The important question for investors is how to gauge expectations of what might happen to long-term rates under each of these scenarios. In the case of an economic slowdown/recession one would expect long-term rates to be contained or to drop. However, a tight labor market combined with inflationary pressures due to wage increases and continued Quantitative Tightening does present a reasonable risk for long-term interest rates to awaken and resume their march higher.
After a spectacular rise in the first half of 2022, peaking at 3.5% in June, 10-year US rates have been generally range bound and well behaved. But it is important not to get too comfortable following this relative calm.
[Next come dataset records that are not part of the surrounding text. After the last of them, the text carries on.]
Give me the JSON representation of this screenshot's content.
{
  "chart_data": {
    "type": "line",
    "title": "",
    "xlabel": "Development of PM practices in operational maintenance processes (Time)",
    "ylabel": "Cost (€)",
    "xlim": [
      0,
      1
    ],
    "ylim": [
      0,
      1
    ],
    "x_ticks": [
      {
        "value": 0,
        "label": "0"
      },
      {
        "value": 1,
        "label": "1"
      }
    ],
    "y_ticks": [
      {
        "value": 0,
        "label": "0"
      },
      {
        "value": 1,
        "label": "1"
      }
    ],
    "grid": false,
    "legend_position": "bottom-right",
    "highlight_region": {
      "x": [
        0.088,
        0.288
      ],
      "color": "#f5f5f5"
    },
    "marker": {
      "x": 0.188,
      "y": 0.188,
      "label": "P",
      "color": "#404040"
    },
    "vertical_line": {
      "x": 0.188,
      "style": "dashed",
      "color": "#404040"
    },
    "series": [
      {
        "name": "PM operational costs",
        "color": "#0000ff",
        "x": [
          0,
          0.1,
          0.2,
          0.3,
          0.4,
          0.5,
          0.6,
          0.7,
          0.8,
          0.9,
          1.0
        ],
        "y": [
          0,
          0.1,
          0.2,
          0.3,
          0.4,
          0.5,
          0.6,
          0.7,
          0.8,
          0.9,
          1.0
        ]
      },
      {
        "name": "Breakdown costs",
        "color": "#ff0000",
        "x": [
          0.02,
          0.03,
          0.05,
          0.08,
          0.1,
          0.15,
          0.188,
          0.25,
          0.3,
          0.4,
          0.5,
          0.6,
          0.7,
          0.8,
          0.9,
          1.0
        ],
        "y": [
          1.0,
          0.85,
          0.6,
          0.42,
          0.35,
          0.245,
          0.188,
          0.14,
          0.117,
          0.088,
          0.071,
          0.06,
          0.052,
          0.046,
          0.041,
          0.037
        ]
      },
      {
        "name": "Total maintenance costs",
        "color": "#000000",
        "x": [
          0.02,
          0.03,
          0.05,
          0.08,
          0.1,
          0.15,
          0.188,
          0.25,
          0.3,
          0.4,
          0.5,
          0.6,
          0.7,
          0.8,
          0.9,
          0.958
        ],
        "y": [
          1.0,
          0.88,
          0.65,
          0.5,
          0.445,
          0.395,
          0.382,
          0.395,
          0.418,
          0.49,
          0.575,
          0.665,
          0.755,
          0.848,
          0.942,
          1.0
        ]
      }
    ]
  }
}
Risk management involves keeping all potential outcomes in mind and assigning a likelihood to them while preparing for them. While our view is that the transitory portion of inflation is likely behind us, a view which the market seems to have at least partially embraced resulting in upward price movement for risk assets, the risk for wage increases which we saw as very moderate and contained is now one that we consider far from negligeable.
This in turn brings back the risk of long-term increases to the forefront even if the Fed continues aggressive rate hikes. We are at a particularly treacherous part of the cycle where visibility is very limited and we are likely to be pulled in both directions (both interest rates and equity prices) driven by incoming data, until a trend emerges in the inflation and labor data.
As Chair Powell put it at the May 2022 press conference: “It’s a very difficult environment to try to give forward guidance 60, 90 days in advance”. It has certainty been the case since then and will likely be for a few months to come. It is an opportune time, however, in light of the pull back of long-term rates, to put hedges in place at more attractive levels and to be prepared should the US economy continue to surprise.